Glimepiride (original trade name Amaryl) is an orally available medium-to-long-acting sulfonylurea antidiabetic drug. It is sometimes classified as either the first third-generation sulfonylurea, or as second-generation.
Uses of Glimepiride:
It is used to lower blood sugar in patients with high blood sugar (diabetes).
What do I need to tell my doctor BEFORE I take Glimepiride?
- If you have an allergy to glimepiride or any other part of glimepiride.
- If you are allergic to any drugs like this one, any other drugs, foods, or other substances. Tell your doctor about the allergy and what signs you had, like rash; hives; itching; shortness of breath; wheezing; cough; swelling of face, lips, tongue, or throat; or any other signs.
- If you have any of these health problems: Acidic blood problem or type 1 diabetes.
- If you are breast-feeding or plan to breast-feed.
- If the patient is a child. Do not give this medicine to a child.
This is not a list of all drugs or health problems that interact with glimepiride.
Tell your doctor and pharmacist about all of your drugs (prescription or OTC, natural products, vitamins) and health problems. You must check to make sure that it is safe for you to take this medicine with all of your drugs and health problems. Do not start, stop, or change the dose of any drug without checking with your doctor.
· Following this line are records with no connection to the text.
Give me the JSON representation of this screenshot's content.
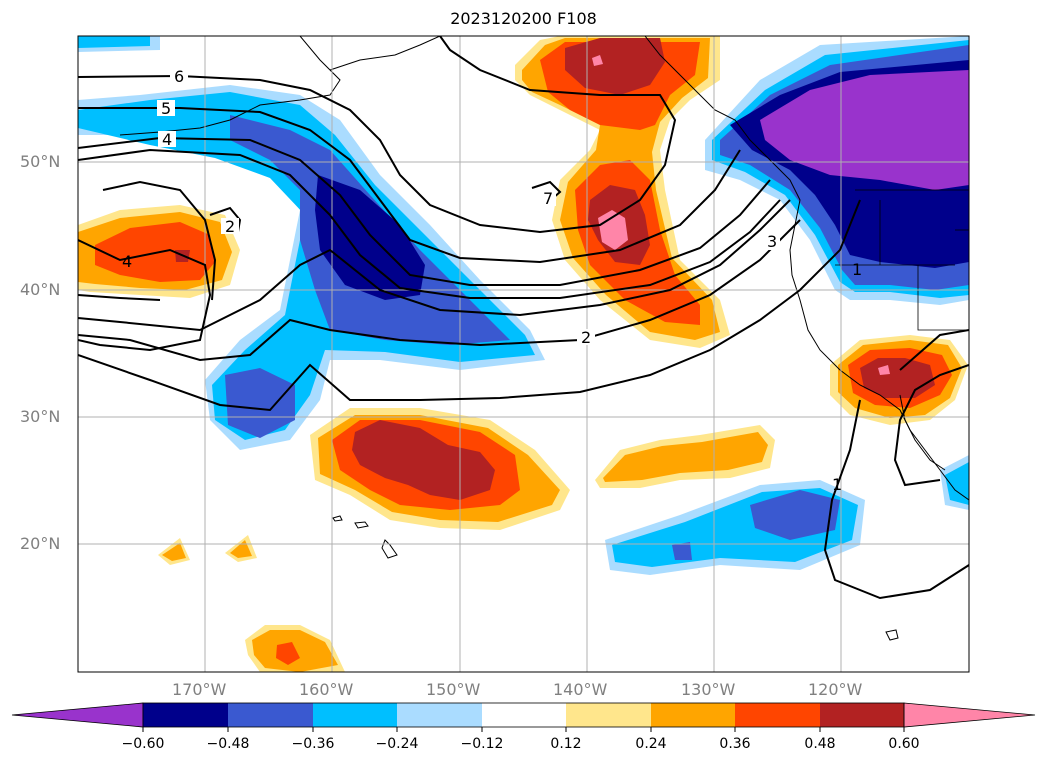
{
  "title": "2023120200 F108",
  "map": {
    "lat_labels": [
      "50°N",
      "40°N",
      "30°N",
      "20°N"
    ],
    "lon_labels": [
      "170°W",
      "160°W",
      "150°W",
      "140°W",
      "130°W",
      "120°W"
    ],
    "contour_labels": [
      "6",
      "5",
      "4",
      "2",
      "4",
      "7",
      "3",
      "2",
      "1",
      "1"
    ]
  },
  "colorbar": {
    "ticks": [
      "−0.60",
      "−0.48",
      "−0.36",
      "−0.24",
      "−0.12",
      "0.12",
      "0.24",
      "0.36",
      "0.48",
      "0.60"
    ],
    "colors": [
      "#9933cc",
      "#00008b",
      "#3a59d0",
      "#00bfff",
      "#aadcff",
      "#ffffff",
      "#ffe68c",
      "#ffa500",
      "#ff4500",
      "#b22222",
      "#ff85a8"
    ]
  }
}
What are some things I need to know or do while I take Glimepiride?
- Tell all of your health care providers that you take glimepiride. This includes your doctors, nurses, pharmacists, and dentists.
- Low blood sugar may happen with this medicine. Very low blood sugar can lead to seizures, passing out, long lasting brain damage, and sometimes death. Talk with the doctor.
- Check your blood sugar as you have been told by your doctor.
- Be careful if you have G6PD deficiency. Anemia may happen.
- Have blood work checked as you have been told by the doctor. Talk with the doctor.
- Do not drive if your blood sugar has been low. There is a greater chance of you having a crash.
- Talk with your doctor before you drink alcohol.
- If you also take colesevelam, take it at least 4 hours after you take glimepiride.
- It may be harder to control your blood sugar during times of stress like when you have a fever, an infection, an injury, or surgery. A change in level of physical activity or exercise and a change in diet may also affect your blood sugar. Talk with your doctor.
- This medicine may raise the chance of death from heart disease. Talk with your doctor.
- If you are 65 or older, use this medicine with care. You could have more side effects.
- Tell your doctor if you are pregnant or plan on getting pregnant. You will need to talk about the benefits and risks of using glimepiride while you are pregnant.
How is this medicine (Glimepiride) best taken?
Use this medicine as ordered by your doctor. Read all information given to you. Follow all instructions closely.
- Take with the first meal of the day, if taking once a day.
- Take glimepiride at the same time of day.
- Follow the diet and workout plan that your doctor told you about.
- Keep taking this medicine as you have been told by your doctor or other health care provider, even if you feel well.
What are some side effects that I need to call my doctor about right away?
WARNING/CAUTION: Even though it may be rare, some people may have very bad and sometimes deadly side effects when taking a drug. Tell your doctor or get medical help right away if you have any of the following signs or symptoms that may be related to a very bad side effect:
- Signs of an allergic reaction, like rash; hives; itching; red, swollen, blistered, or peeling skin with or without fever; wheezing; tightness in the chest or throat; trouble breathing or talking; unusual hoarseness; or swelling of the mouth, face, lips, tongue, or throat.
- Very bad dizziness or passing out.
- Shortness of breath.
- Feeling very tired or weak.
- Low blood sugar can happen. The chance of low blood sugar may be raised when glimepiride is used with other drugs for high blood sugar (diabetes). Signs may be dizziness, headache, feeling sleepy, feeling weak, shaking, a fast heartbeat, confusion, hunger, or sweating. Call your doctor right away if you have any of these signs. Follow what you have been told to do if you get low blood sugar. This may include taking glucose tablets, liquid glucose, or some fruit juices.
- A very bad skin reaction (Stevens-Johnson syndrome/toxic epidermal necrolysis) may happen. It can cause very bad health problems that may not go away, and sometimes death. Get medical help right away if you have signs like red, swollen, blistered, or peeling skin (with or without fever); red or irritated eyes; or sores in your mouth, throat, nose, or eyes.
What are some other side effects of Glimepiride?
All drugs may cause side effects. However, many people have no side effects or only have minor side effects. Call your doctor or get medical help if any of these side effects or any other side effects bother you or do not go away:
- Upset stomach.
- Feeling tired or weak.
- Weight gain.
These are not all of the side effects that may occur. If you have questions about side effects, call your doctor. Call your doctor for medical advice about side effects.